350.org estimates 100 campuses will have divestment movements by the end of the fall semester. A few schools have taken it further: Trustees at Unity College in Maine voted earlier this month to divest their endowment entirely from fossil fuels, and Hampshire College in Massachusetts pledged to do the same in October.
Emily Flynn works for the Sustainable Endowments Institute, a Massachusetts-based organization that researches sustainability in college operations and endowment practices. She notes that Unity and Hampshire are small schools known for being “a little counterculture,” and it’s too soon to know whether others will follow suit. But she applauds both schools for “walking the walk and talking the talk” and hopes they’ll serve as models for schools with larger endowments.
In fact, earlier this month students at Harvard University voted three to one to support divestment. At $30.7 billion, the Harvard endowment is the largest of any university in the country — outpacing its closest competitor, Yale, by more than $10 billion.
Flynn says the world of complex investments sometimes feels like “a cult of expertise” but adds the new attitude among today’s student activists amounts to: “You can be involved in environmentalism, but you also have to be financially savvy.”
“Financially savvy” certainly describes Eric Hanson, the president of Burlington-based Hanson & Doremus Investment Management, who warns that divestment campaigns are typically most successful — both in terms of rallying support and protecting investors — when the focus is specific and narrow. Take the South Africa campaign. Hanson says the number of businesses eligible for divestment at that time was fairly small, meaning investors could excise them from their portfolios without serious ramifications.

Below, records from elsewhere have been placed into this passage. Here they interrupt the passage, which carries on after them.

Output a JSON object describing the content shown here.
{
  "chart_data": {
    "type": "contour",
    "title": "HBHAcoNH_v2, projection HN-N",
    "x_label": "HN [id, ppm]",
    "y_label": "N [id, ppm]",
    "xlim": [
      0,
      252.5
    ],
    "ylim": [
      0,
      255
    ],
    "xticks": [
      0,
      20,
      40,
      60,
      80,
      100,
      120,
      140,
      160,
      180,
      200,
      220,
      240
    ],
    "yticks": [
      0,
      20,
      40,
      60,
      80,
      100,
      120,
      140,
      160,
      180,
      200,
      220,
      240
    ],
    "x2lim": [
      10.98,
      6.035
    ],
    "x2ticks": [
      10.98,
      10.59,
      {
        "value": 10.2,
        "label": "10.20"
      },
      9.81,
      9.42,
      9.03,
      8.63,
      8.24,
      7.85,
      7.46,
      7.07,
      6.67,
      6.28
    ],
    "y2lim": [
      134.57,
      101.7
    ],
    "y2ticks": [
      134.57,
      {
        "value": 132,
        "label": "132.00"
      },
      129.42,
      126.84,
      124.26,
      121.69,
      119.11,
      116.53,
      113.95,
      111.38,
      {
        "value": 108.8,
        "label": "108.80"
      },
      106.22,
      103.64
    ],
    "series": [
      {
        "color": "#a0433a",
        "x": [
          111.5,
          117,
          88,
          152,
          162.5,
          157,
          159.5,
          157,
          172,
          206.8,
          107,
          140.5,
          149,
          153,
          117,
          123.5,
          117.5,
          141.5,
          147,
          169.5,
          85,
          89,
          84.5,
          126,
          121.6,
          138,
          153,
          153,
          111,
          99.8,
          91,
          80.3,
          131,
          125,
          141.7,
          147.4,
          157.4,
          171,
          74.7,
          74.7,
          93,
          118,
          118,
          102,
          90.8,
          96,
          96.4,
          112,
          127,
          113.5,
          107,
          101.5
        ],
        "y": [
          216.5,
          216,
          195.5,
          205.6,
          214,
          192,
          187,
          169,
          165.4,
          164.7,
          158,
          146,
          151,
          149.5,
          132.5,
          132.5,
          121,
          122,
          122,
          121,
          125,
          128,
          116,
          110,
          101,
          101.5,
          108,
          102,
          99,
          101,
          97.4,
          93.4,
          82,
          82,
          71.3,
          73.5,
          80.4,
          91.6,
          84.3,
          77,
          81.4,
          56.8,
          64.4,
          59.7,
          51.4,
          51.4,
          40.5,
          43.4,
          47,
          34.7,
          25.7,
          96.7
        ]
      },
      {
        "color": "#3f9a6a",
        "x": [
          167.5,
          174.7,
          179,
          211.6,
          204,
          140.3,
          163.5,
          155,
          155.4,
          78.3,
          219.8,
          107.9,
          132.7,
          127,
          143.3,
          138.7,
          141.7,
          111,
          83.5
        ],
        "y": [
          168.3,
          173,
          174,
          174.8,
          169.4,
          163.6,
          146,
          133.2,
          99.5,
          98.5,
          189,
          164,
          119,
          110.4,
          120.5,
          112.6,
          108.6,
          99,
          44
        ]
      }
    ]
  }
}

“However, if you divest energy companies, you’re divesting a tremendous slice of the U.S. economy,” Hanson says. “It’s a different kettle of fish.”
He also warns that the line between acceptable companies and unacceptable ones isn’t always clear-cut. For instance, should investors cut out chemical companies that use oil to make plastic? In general, Hanson says, socially responsible investors shouldn’t have to sacrifice their financial returns on account of their values. But he adds one caveat: “If you exclude the entire energy sector … you are going to affect your portfolio results negatively.”
But divestment proponents argue the status quo has its costs, too. Groups such as the Investor Network on Climate Risk, an organization focused on the risks and rewards posed by global warming, argue that climate change could wreak havoc on investments. UVM senior Kerry Wilson, an environmental studies major from East Charleston, Vt., points to the mounting price tag in the wake of Superstorm Sandy — New York City alone is estimating costs at $19 billion — as evidence of that risk.
“[Fossil-fuel companies’] profit is coming from harming the environment,” says Wilson, “and it’s not something that’s sustainable.”